Reposted from IQS Directory
The world was formally introduced to the concept of “drones” through the use of unmanned, remote-control airplanes used in tactical military missions around the turn of the 21st Century. It seemed like science fiction, and much of how they worked was shrouded in controversial secrecy.
It wasn’t long until the first consumer drones hit the market, replacing spy photography gear or weapons with consumer-grade cameras that fit on tiny helicopter-looking contraptions that fly using a standalone remote control or a connected app via smartphones.
In the years since, Jeff Bezos has boldly claimed that Amazon will one day use an army of drones to deliver packages even faster than it already does, while virtually every Instagram photographer has started using drones to achieve a unique perspective on otherwise-common images.

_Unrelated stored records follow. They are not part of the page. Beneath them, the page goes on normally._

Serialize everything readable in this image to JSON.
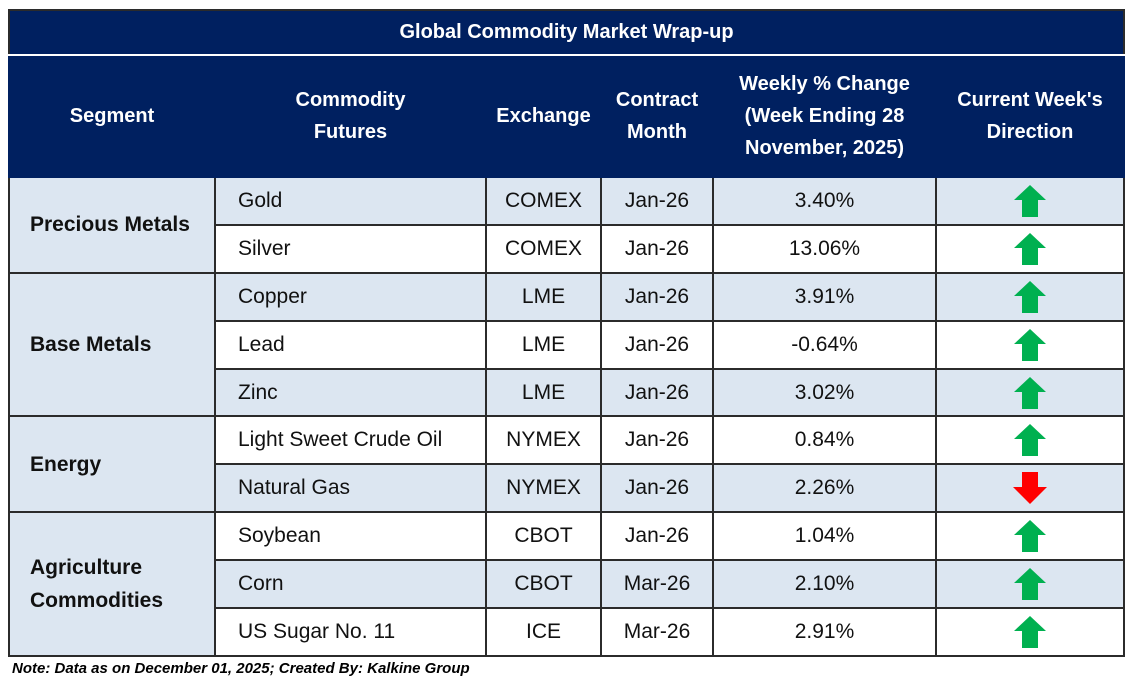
{
  "title": "Global Commodity Market Wrap-up",
  "headers": [
    "Segment",
    "Commodity Futures",
    "Exchange",
    "Contract Month",
    "Weekly % Change (Week Ending  28 November, 2025)",
    "Current Week's Direction"
  ],
  "segments": [
    "Precious Metals",
    "Base Metals",
    "Energy",
    "Agriculture Commodities"
  ],
  "rows": [
    {
      "commodity": "Gold",
      "exchange": "COMEX",
      "month": "Jan-26",
      "change": "3.40%",
      "direction": "up"
    },
    {
      "commodity": "Silver",
      "exchange": "COMEX",
      "month": "Jan-26",
      "change": "13.06%",
      "direction": "up"
    },
    {
      "commodity": "Copper",
      "exchange": "LME",
      "month": "Jan-26",
      "change": "3.91%",
      "direction": "up"
    },
    {
      "commodity": "Lead",
      "exchange": "LME",
      "month": "Jan-26",
      "change": "-0.64%",
      "direction": "up"
    },
    {
      "commodity": "Zinc",
      "exchange": "LME",
      "month": "Jan-26",
      "change": "3.02%",
      "direction": "up"
    },
    {
      "commodity": "Light Sweet Crude Oil",
      "exchange": "NYMEX",
      "month": "Jan-26",
      "change": "0.84%",
      "direction": "up"
    },
    {
      "commodity": "Natural Gas",
      "exchange": "NYMEX",
      "month": "Jan-26",
      "change": "2.26%",
      "direction": "down"
    },
    {
      "commodity": "Soybean",
      "exchange": "CBOT",
      "month": "Jan-26",
      "change": "1.04%",
      "direction": "up"
    },
    {
      "commodity": "Corn",
      "exchange": "CBOT",
      "month": "Mar-26",
      "change": "2.10%",
      "direction": "up"
    },
    {
      "commodity": "US Sugar No. 11",
      "exchange": "ICE",
      "month": "Mar-26",
      "change": "2.91%",
      "direction": "up"
    }
  ],
  "colors": {
    "header": "#002060",
    "shade": "#dce6f1",
    "up": "#00b050",
    "down": "#ff0000"
  },
  "note": "Note: Data as on December 01, 2025; Created By: Kalkine Group"
}
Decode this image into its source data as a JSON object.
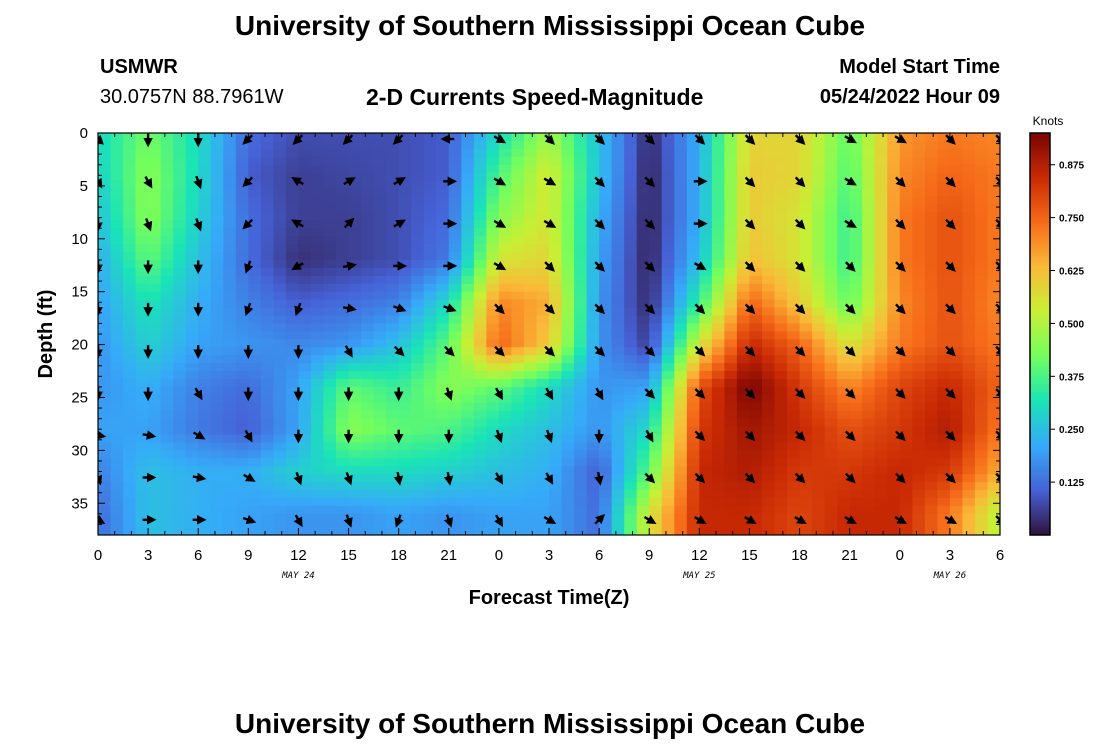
{
  "header": {
    "title": "University of Southern Mississippi Ocean Cube",
    "station": "USMWR",
    "coords": "30.0757N  88.7961W",
    "subtitle": "2-D Currents Speed-Magnitude",
    "model_start_label": "Model Start Time",
    "model_start_value": "05/24/2022 Hour 09"
  },
  "footer": {
    "title": "University of Southern Mississippi Ocean Cube"
  },
  "colors": {
    "colormap": [
      "#30123b",
      "#4662d7",
      "#36aaf9",
      "#1ae4b6",
      "#72fe5e",
      "#c8ef34",
      "#faba39",
      "#f66b19",
      "#ca2a04",
      "#7a0403"
    ]
  },
  "chart_data": {
    "type": "heatmap",
    "title": "2-D Currents Speed-Magnitude",
    "xlabel": "Forecast Time(Z)",
    "ylabel": "Depth (ft)",
    "colorbar_label": "Knots",
    "x_ticks": [
      "0",
      "3",
      "6",
      "9",
      "12",
      "15",
      "18",
      "21",
      "0",
      "3",
      "6",
      "9",
      "12",
      "15",
      "18",
      "21",
      "0",
      "3",
      "6"
    ],
    "x_range_hours": [
      0,
      54
    ],
    "date_labels": [
      {
        "label": "MAY 24",
        "hour": 12
      },
      {
        "label": "MAY 25",
        "hour": 36
      },
      {
        "label": "MAY 26",
        "hour": 51
      }
    ],
    "y_ticks": [
      0,
      5,
      10,
      15,
      20,
      25,
      30,
      35
    ],
    "ylim": [
      0,
      38
    ],
    "colorbar_ticks": [
      0.125,
      0.25,
      0.375,
      0.5,
      0.625,
      0.75,
      0.875
    ],
    "colorbar_tick_labels": [
      "0.125",
      "0.250",
      "0.375",
      "0.500",
      "0.625",
      "0.750",
      "0.875"
    ],
    "colorbar_range": [
      0,
      0.95
    ],
    "depths": [
      0,
      4,
      8,
      12,
      16,
      20,
      24,
      28,
      32,
      36
    ],
    "hours": [
      0,
      3,
      6,
      9,
      12,
      15,
      18,
      21,
      24,
      27,
      30,
      33,
      36,
      39,
      42,
      45,
      48,
      51,
      54
    ],
    "speed": [
      [
        0.3,
        0.42,
        0.3,
        0.12,
        0.08,
        0.08,
        0.08,
        0.1,
        0.3,
        0.48,
        0.25,
        0.03,
        0.22,
        0.58,
        0.58,
        0.4,
        0.68,
        0.72,
        0.7
      ],
      [
        0.28,
        0.45,
        0.3,
        0.1,
        0.06,
        0.07,
        0.08,
        0.1,
        0.38,
        0.55,
        0.25,
        0.02,
        0.22,
        0.6,
        0.58,
        0.38,
        0.7,
        0.75,
        0.72
      ],
      [
        0.25,
        0.45,
        0.28,
        0.12,
        0.06,
        0.06,
        0.08,
        0.12,
        0.45,
        0.55,
        0.22,
        0.02,
        0.22,
        0.6,
        0.55,
        0.35,
        0.72,
        0.78,
        0.72
      ],
      [
        0.22,
        0.4,
        0.25,
        0.12,
        0.04,
        0.06,
        0.08,
        0.14,
        0.55,
        0.58,
        0.2,
        0.02,
        0.25,
        0.62,
        0.55,
        0.35,
        0.72,
        0.78,
        0.72
      ],
      [
        0.2,
        0.32,
        0.22,
        0.15,
        0.1,
        0.12,
        0.15,
        0.3,
        0.7,
        0.65,
        0.18,
        0.03,
        0.35,
        0.75,
        0.6,
        0.4,
        0.7,
        0.78,
        0.7
      ],
      [
        0.18,
        0.28,
        0.2,
        0.18,
        0.16,
        0.18,
        0.25,
        0.4,
        0.75,
        0.6,
        0.18,
        0.06,
        0.55,
        0.85,
        0.75,
        0.55,
        0.72,
        0.78,
        0.72
      ],
      [
        0.18,
        0.22,
        0.15,
        0.12,
        0.2,
        0.4,
        0.35,
        0.45,
        0.4,
        0.3,
        0.18,
        0.2,
        0.78,
        0.95,
        0.82,
        0.7,
        0.8,
        0.85,
        0.75
      ],
      [
        0.2,
        0.2,
        0.14,
        0.1,
        0.2,
        0.45,
        0.4,
        0.38,
        0.3,
        0.25,
        0.18,
        0.3,
        0.82,
        0.9,
        0.85,
        0.78,
        0.82,
        0.88,
        0.72
      ],
      [
        0.15,
        0.25,
        0.22,
        0.22,
        0.28,
        0.3,
        0.3,
        0.28,
        0.25,
        0.22,
        0.1,
        0.4,
        0.85,
        0.88,
        0.82,
        0.82,
        0.85,
        0.82,
        0.65
      ],
      [
        0.12,
        0.25,
        0.22,
        0.2,
        0.18,
        0.18,
        0.2,
        0.18,
        0.2,
        0.2,
        0.12,
        0.55,
        0.85,
        0.85,
        0.8,
        0.85,
        0.85,
        0.72,
        0.5
      ]
    ],
    "direction_deg": [
      [
        135,
        180,
        180,
        225,
        225,
        225,
        225,
        270,
        120,
        135,
        135,
        135,
        135,
        135,
        135,
        120,
        120,
        135,
        135
      ],
      [
        150,
        150,
        160,
        225,
        300,
        60,
        60,
        90,
        120,
        120,
        135,
        135,
        90,
        135,
        135,
        120,
        135,
        135,
        135
      ],
      [
        180,
        160,
        160,
        225,
        300,
        45,
        60,
        90,
        120,
        120,
        135,
        135,
        90,
        135,
        135,
        120,
        135,
        135,
        135
      ],
      [
        180,
        180,
        180,
        200,
        240,
        80,
        90,
        90,
        120,
        135,
        135,
        135,
        120,
        135,
        135,
        135,
        135,
        135,
        135
      ],
      [
        180,
        180,
        180,
        200,
        200,
        100,
        110,
        110,
        135,
        135,
        135,
        135,
        135,
        135,
        135,
        135,
        135,
        135,
        135
      ],
      [
        180,
        180,
        180,
        180,
        180,
        150,
        135,
        135,
        135,
        135,
        135,
        135,
        135,
        135,
        135,
        135,
        135,
        135,
        135
      ],
      [
        180,
        180,
        150,
        180,
        180,
        180,
        180,
        160,
        150,
        150,
        150,
        135,
        135,
        135,
        135,
        135,
        135,
        135,
        135
      ],
      [
        100,
        100,
        120,
        150,
        180,
        180,
        180,
        180,
        160,
        160,
        180,
        150,
        135,
        135,
        135,
        135,
        135,
        135,
        135
      ],
      [
        160,
        90,
        100,
        120,
        160,
        160,
        170,
        170,
        150,
        150,
        170,
        135,
        135,
        135,
        135,
        135,
        135,
        135,
        135
      ],
      [
        120,
        90,
        90,
        110,
        150,
        160,
        200,
        160,
        150,
        120,
        45,
        120,
        120,
        120,
        120,
        120,
        120,
        120,
        135
      ]
    ]
  }
}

In addition to the far-flung and the trivial, drones are already transforming many jobs and industries, with more to come in the near future.
HOW DRONES WORK
Almost everyone who looks at a consumer-grade drone will sum it up as something along the lines of “a remote control helicopter.” Drones and helicopters both use rotating blades to generate vertical lift, but the four diminutive blades on most drones act to provide a more stable flight with more potential for micro adjustments than a single blade would provide.
Plus, a set of two or three inch blades can’t inflict nearly as much damage as a single 12-inch blade might!
Like helicopters, the rotating blades generate lift through thrust. The faster the blades spin, the more thrust a drone generates. Thanks to the incredible amount of computing power packed into even the most entry-level drones, users can pilot a drone using a simple joystick interface while the software behind the scenes makes a staggering amount of calculations.
Want to tilt the whole drone a few degrees to change the camera angle, while still flying slowly forward? Two joysticks handle pitch, horizontal travel, and vertical climb or descent. But the four propellers are all playing off each other in incredibly complex ways, acting to generate differing amounts of lift fore and aft to create a suitable angle for the camera, then holding that angle while adhering to the user’s desired control inputs.
If you go to YouTube and watch any videos made by the latest round of drones, the stability is staggering; the videos often have an almost eerie quality to them because of drones’ unique ability to fly lower and maneuver more quickly than helicopters, all while the drone operator previews video footage in real time.
The four blades offer a surreal, stable, silent flight pattern that means drones have replaced helicopters for even the majority of professional and high budget film projects.